Remember when we predicted that the Wall Street Journal would give valuable op-ed space to bore its readers with an op-ed they’ve seen six times before? Specifically, something by fossil-fueled Robert Bryce that uses eagle deaths as an excuse to attack wind power? Well, we were right.
Even though it’s something he’s written about six times before, it still seems to have taken a couple of weeks for Bryce to produce the piece we foresaw. The fine folks at Media Matters even noticed our prescience, and gave us a nice shout-out!
Since we’ve brought the issue up, here are two new facts: A 2015 study found that a new wind farm “did not affect the trends of the birds populations” and a 2013 study found that fossil fuel plants kill birds orders of magnitude more birds than wind farms, even when calculating deaths per gigwatt-hour of electricity produced. So Bryce’s fear of wind is in no way justified, unless he’s similarly concerned about fossil fuel’s impacts. Since he’s not, it’s apparent this is nothing more than an attempt to break wind’s popular public perception.
[Continued after the jump]
In other news of just how hilariously sad the Journal’s opinion page is, they ran two letters yesterday that may set some sort of record for packing the most wrong into the fewest words (under 200.) In the first, Michael Cheuvront of San Antonio is confused as to why NY AG Schneiderman can ask Exxon for "its data refuting global warming", when congressman Lamar Smith can’t “compel the EPA to reveal its data allegedly supporting global warming.” As if this page didn’t exist on the EPA’s site.

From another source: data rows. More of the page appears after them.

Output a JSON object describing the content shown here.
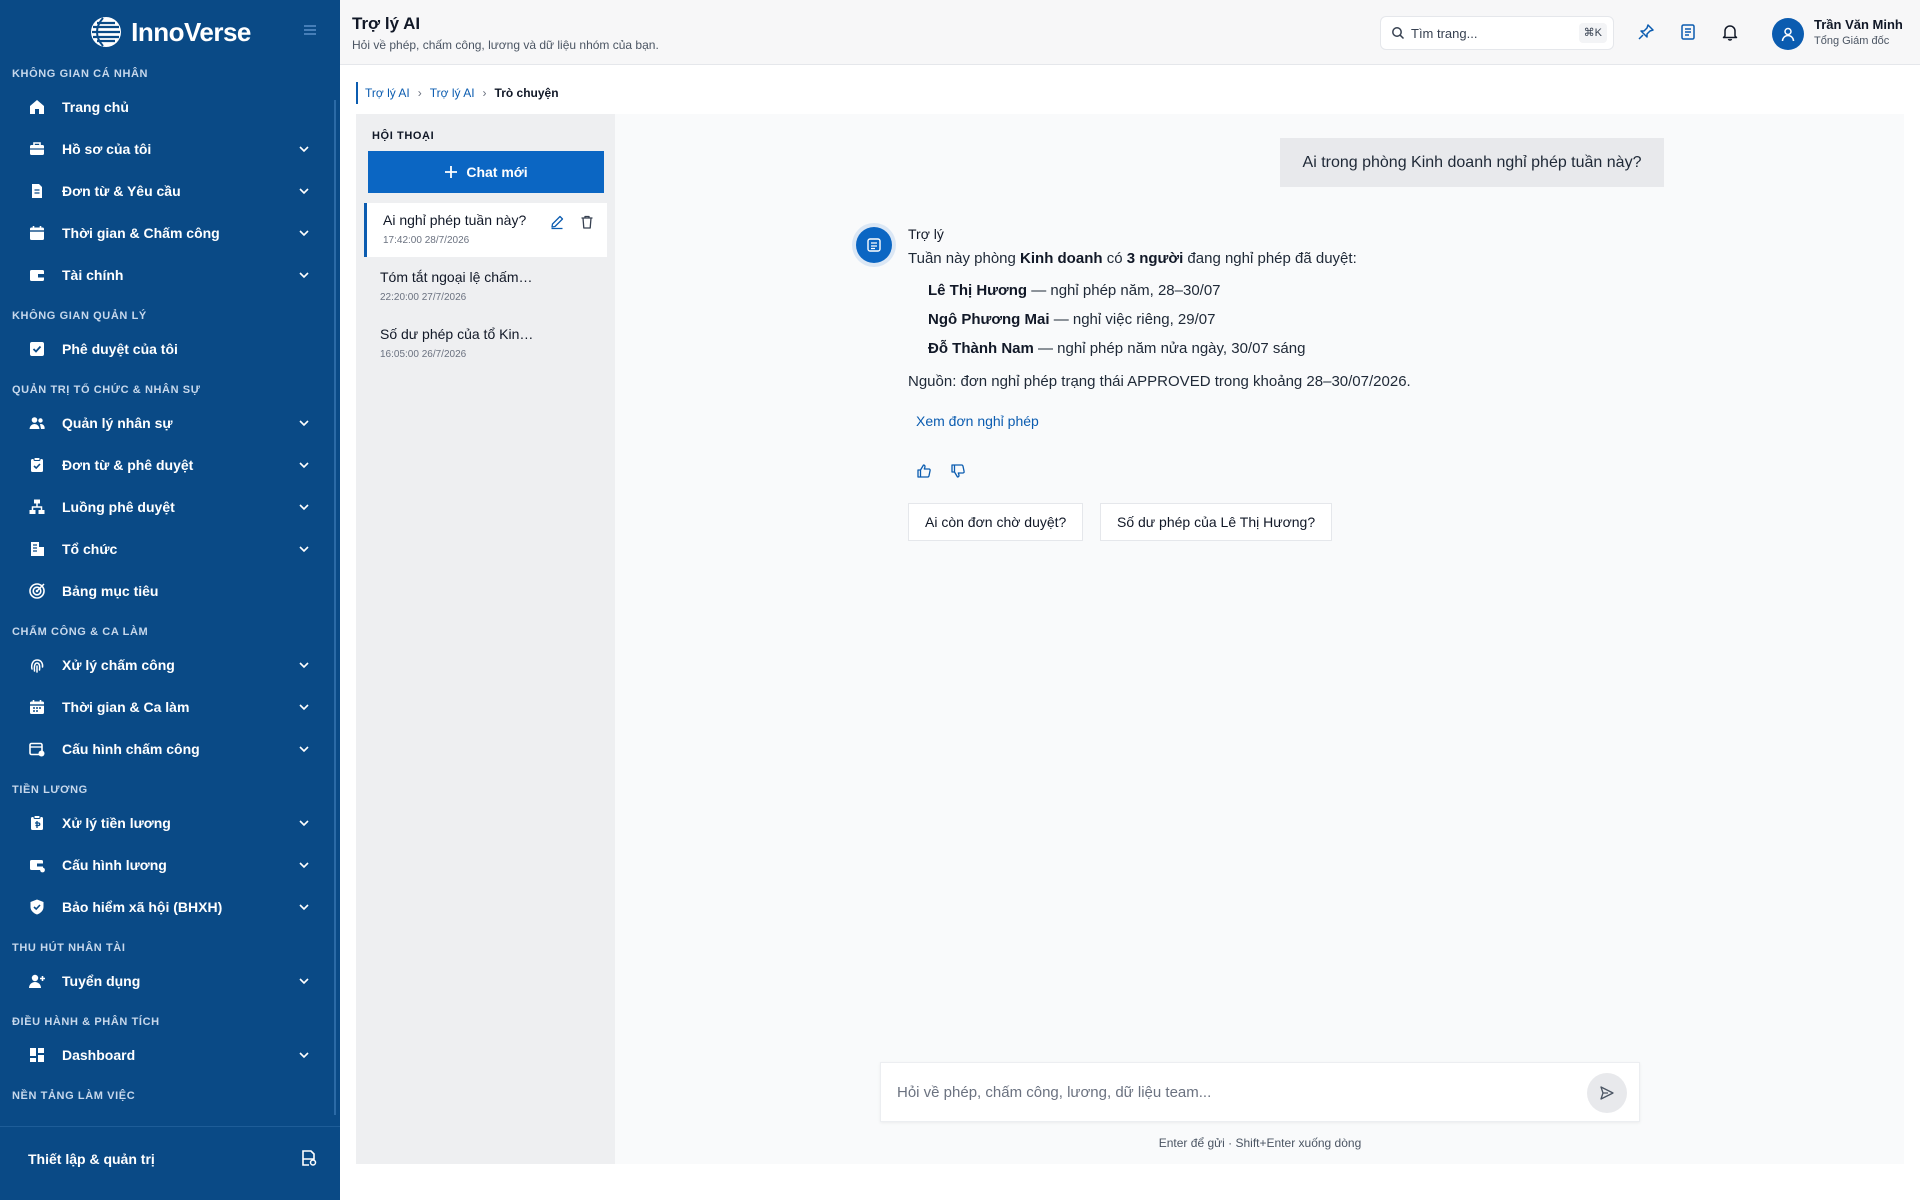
{
  "brand": {
    "name": "InnoVerse"
  },
  "colors": {
    "sidebar": "#0a4a86",
    "accent": "#0b66c3",
    "link": "#0b5cb0"
  },
  "sidebar": {
    "sections": [
      {
        "title": "KHÔNG GIAN CÁ NHÂN",
        "items": [
          {
            "label": "Trang chủ",
            "icon": "home-icon",
            "expandable": false
          },
          {
            "label": "Hồ sơ của tôi",
            "icon": "briefcase-icon",
            "expandable": true
          },
          {
            "label": "Đơn từ & Yêu cầu",
            "icon": "document-icon",
            "expandable": true
          },
          {
            "label": "Thời gian & Chấm công",
            "icon": "calendar-icon",
            "expandable": true
          },
          {
            "label": "Tài chính",
            "icon": "wallet-icon",
            "expandable": true
          }
        ]
      },
      {
        "title": "KHÔNG GIAN QUẢN LÝ",
        "items": [
          {
            "label": "Phê duyệt của tôi",
            "icon": "check-square-icon",
            "expandable": false
          }
        ]
      },
      {
        "title": "QUẢN TRỊ TỔ CHỨC & NHÂN SỰ",
        "items": [
          {
            "label": "Quản lý nhân sự",
            "icon": "users-icon",
            "expandable": true
          },
          {
            "label": "Đơn từ & phê duyệt",
            "icon": "clipboard-check-icon",
            "expandable": true
          },
          {
            "label": "Luồng phê duyệt",
            "icon": "workflow-icon",
            "expandable": true
          },
          {
            "label": "Tổ chức",
            "icon": "building-icon",
            "expandable": true
          },
          {
            "label": "Bảng mục tiêu",
            "icon": "target-icon",
            "expandable": false
          }
        ]
      },
      {
        "title": "CHẤM CÔNG & CA LÀM",
        "items": [
          {
            "label": "Xử lý chấm công",
            "icon": "fingerprint-icon",
            "expandable": true
          },
          {
            "label": "Thời gian & Ca làm",
            "icon": "calendar-grid-icon",
            "expandable": true
          },
          {
            "label": "Cấu hình chấm công",
            "icon": "calendar-settings-icon",
            "expandable": true
          }
        ]
      },
      {
        "title": "TIỀN LƯƠNG",
        "items": [
          {
            "label": "Xử lý tiền lương",
            "icon": "payroll-icon",
            "expandable": true
          },
          {
            "label": "Cấu hình lương",
            "icon": "wallet-settings-icon",
            "expandable": true
          },
          {
            "label": "Bảo hiểm xã hội (BHXH)",
            "icon": "shield-check-icon",
            "expandable": true
          }
        ]
      },
      {
        "title": "THU HÚT NHÂN TÀI",
        "items": [
          {
            "label": "Tuyển dụng",
            "icon": "user-plus-icon",
            "expandable": true
          }
        ]
      },
      {
        "title": "ĐIỀU HÀNH & PHÂN TÍCH",
        "items": [
          {
            "label": "Dashboard",
            "icon": "dashboard-icon",
            "expandable": true
          }
        ]
      },
      {
        "title": "NỀN TẢNG LÀM VIỆC",
        "items": []
      }
    ],
    "footer": {
      "label": "Thiết lập & quản trị",
      "icon": "settings-file-icon"
    }
  },
  "header": {
    "title": "Trợ lý AI",
    "subtitle": "Hỏi về phép, chấm công, lương và dữ liệu nhóm của bạn.",
    "search_placeholder": "Tìm trang...",
    "search_shortcut": "⌘K",
    "user_name": "Trần Văn Minh",
    "user_role": "Tổng Giám đốc"
  },
  "breadcrumb": {
    "items": [
      "Trợ lý AI",
      "Trợ lý AI"
    ],
    "current": "Trò chuyện"
  },
  "conversations": {
    "heading": "HỘI THOẠI",
    "new_chat_label": "Chat mới",
    "items": [
      {
        "title": "Ai nghỉ phép tuần này?",
        "date": "17:42:00 28/7/2026",
        "active": true
      },
      {
        "title": "Tóm tắt ngoại lệ chấm công",
        "date": "22:20:00 27/7/2026",
        "active": false
      },
      {
        "title": "Số dư phép của tổ Kinh doanh",
        "date": "16:05:00 26/7/2026",
        "active": false
      }
    ]
  },
  "chat": {
    "user_message": "Ai trong phòng Kinh doanh nghỉ phép tuần này?",
    "assistant_name": "Trợ lý",
    "intro": {
      "p1": "Tuần này phòng ",
      "dept": "Kinh doanh",
      "p2": " có ",
      "count": "3 người",
      "p3": " đang nghỉ phép đã duyệt:"
    },
    "list": [
      {
        "name": "Lê Thị Hương",
        "detail": " — nghỉ phép năm, 28–30/07"
      },
      {
        "name": "Ngô Phương Mai",
        "detail": " — nghỉ việc riêng, 29/07"
      },
      {
        "name": "Đỗ Thành Nam",
        "detail": " — nghỉ phép năm nửa ngày, 30/07 sáng"
      }
    ],
    "source": "Nguồn: đơn nghỉ phép trạng thái APPROVED trong khoảng 28–30/07/2026.",
    "link_label": "Xem đơn nghỉ phép",
    "suggestions": [
      "Ai còn đơn chờ duyệt?",
      "Số dư phép của Lê Thị Hương?"
    ]
  },
  "composer": {
    "placeholder": "Hỏi về phép, chấm công, lương, dữ liệu team...",
    "hint": "Enter để gửi · Shift+Enter xuống dòng"
  }
}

But the fact is the Exxon investigation is centered on the revelation that its own data supported global warming and then the company acted like it didn’t. Not that Exxon has data refuting warming that it’s hiding and AGs are looking for. If Exxon actually did have that data there wouldn’t be a potential fraud to investigate, since its PR campaigns would’ve been based on said data instead of myths.

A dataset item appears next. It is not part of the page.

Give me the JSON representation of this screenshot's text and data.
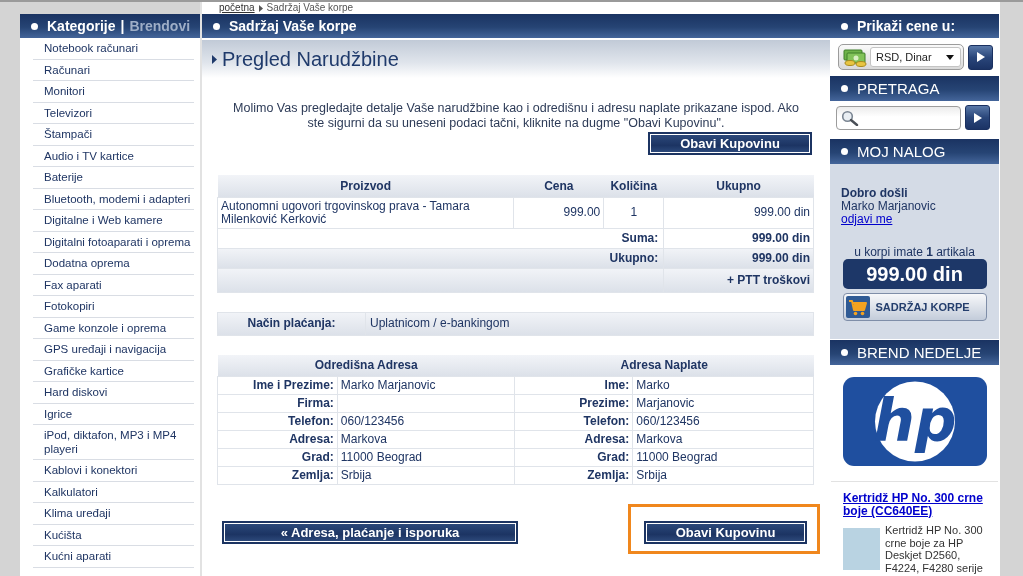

The second letter, by Ken Nelson of Chicago, asks if NY AG will “also be prosecuting Prof. Michael Mann’s misleading 20th-century 'hockey stick' graph of global warming or the U.N. saying temperatures have increased in the last 17 years, when they have not?” He’s both wrong about the graph being misleading (it’s not) and wrong about temperatures not increasing (they are).

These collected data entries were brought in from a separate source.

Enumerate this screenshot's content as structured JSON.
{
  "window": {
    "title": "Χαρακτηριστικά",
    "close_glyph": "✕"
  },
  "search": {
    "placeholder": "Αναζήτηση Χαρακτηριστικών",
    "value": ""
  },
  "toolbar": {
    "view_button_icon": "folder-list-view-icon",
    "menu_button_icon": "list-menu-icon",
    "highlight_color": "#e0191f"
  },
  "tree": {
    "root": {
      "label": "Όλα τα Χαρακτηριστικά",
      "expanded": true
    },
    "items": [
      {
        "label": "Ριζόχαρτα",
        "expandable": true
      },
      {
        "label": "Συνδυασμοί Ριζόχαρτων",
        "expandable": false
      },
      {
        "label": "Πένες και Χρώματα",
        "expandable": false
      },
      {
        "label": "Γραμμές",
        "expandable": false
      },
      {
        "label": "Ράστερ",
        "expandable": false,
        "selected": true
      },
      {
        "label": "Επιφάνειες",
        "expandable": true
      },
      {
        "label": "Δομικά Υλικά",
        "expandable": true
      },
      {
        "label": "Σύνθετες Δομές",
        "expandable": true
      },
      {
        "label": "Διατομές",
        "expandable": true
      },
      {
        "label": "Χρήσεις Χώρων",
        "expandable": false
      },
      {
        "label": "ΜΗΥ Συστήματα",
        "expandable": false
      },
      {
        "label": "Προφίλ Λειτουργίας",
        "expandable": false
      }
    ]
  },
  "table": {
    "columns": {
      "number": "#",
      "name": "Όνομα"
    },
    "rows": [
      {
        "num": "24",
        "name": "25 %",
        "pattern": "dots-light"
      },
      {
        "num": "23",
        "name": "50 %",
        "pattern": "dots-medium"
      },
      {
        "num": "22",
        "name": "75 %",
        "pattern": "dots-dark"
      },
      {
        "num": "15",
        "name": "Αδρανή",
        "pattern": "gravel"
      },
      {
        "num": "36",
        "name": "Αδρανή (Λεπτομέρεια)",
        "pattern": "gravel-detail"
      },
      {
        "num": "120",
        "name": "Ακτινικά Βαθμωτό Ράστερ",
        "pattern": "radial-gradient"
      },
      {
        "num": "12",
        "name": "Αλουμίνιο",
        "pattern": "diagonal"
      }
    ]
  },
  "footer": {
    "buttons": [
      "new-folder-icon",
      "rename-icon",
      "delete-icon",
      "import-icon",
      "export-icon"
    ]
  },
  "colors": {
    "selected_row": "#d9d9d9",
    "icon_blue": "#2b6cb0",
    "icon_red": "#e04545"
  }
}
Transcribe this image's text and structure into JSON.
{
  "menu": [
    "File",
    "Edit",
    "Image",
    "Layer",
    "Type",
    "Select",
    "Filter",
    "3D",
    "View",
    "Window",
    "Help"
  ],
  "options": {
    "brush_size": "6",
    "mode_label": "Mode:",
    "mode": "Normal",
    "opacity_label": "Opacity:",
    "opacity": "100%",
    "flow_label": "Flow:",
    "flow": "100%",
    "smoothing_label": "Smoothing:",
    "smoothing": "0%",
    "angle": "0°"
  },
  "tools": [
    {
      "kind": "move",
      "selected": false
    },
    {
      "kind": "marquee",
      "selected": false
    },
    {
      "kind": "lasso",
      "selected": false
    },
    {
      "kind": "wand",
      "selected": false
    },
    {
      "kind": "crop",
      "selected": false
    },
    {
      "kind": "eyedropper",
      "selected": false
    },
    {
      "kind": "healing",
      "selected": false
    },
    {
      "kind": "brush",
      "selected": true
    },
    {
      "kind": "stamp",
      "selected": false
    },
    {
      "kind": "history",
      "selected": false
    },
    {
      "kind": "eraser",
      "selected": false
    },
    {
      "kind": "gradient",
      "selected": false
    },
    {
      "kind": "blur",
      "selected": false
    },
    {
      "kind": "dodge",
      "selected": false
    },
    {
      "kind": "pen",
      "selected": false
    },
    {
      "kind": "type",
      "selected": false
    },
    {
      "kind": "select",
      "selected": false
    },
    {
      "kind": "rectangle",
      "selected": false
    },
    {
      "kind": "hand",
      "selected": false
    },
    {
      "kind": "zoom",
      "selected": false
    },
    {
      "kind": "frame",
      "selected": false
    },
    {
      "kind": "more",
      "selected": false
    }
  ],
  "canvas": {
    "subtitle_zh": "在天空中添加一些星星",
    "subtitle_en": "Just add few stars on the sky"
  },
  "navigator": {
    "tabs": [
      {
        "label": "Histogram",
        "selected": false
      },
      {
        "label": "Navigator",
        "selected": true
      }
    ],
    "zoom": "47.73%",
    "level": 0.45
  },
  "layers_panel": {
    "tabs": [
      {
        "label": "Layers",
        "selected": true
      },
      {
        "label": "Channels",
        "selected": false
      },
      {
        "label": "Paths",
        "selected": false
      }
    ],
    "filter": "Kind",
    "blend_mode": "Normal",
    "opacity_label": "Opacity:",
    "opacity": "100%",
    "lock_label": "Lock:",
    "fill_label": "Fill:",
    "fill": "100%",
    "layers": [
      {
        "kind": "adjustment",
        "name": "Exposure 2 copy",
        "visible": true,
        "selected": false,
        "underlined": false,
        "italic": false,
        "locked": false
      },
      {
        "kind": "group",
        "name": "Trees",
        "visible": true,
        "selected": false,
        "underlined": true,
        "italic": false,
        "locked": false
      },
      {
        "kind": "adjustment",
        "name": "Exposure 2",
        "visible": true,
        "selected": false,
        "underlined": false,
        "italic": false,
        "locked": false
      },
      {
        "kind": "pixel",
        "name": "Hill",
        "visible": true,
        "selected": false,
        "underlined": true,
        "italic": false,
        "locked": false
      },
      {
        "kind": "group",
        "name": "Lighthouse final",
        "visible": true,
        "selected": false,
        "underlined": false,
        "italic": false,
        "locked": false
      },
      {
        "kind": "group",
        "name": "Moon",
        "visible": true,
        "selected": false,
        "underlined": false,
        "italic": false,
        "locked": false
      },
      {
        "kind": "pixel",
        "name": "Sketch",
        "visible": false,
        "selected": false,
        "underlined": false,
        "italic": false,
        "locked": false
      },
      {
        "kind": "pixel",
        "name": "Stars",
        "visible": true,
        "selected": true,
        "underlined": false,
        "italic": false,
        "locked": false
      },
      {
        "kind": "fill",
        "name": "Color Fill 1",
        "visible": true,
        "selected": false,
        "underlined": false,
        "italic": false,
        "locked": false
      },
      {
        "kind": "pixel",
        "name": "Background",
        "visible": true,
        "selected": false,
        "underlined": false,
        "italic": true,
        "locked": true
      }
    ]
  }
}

Read that sentence again though, slowly and carefully, and see if you can spot the more entertaining error.
Do you see it? Apparently Nelson wants the hockey stick itself prosecuted! Which would certainly be an interesting new denier strategy, attacking the science itself instead of the scientists.
Between Bryce’s attempt to break wind’s popularity and these letters attempting to break wrongness records, we’re imagining the WSJ is going to produce a Scopes Monkey Trial sequel, Breakin’ Science 2: Hockey Stick Boogaloo.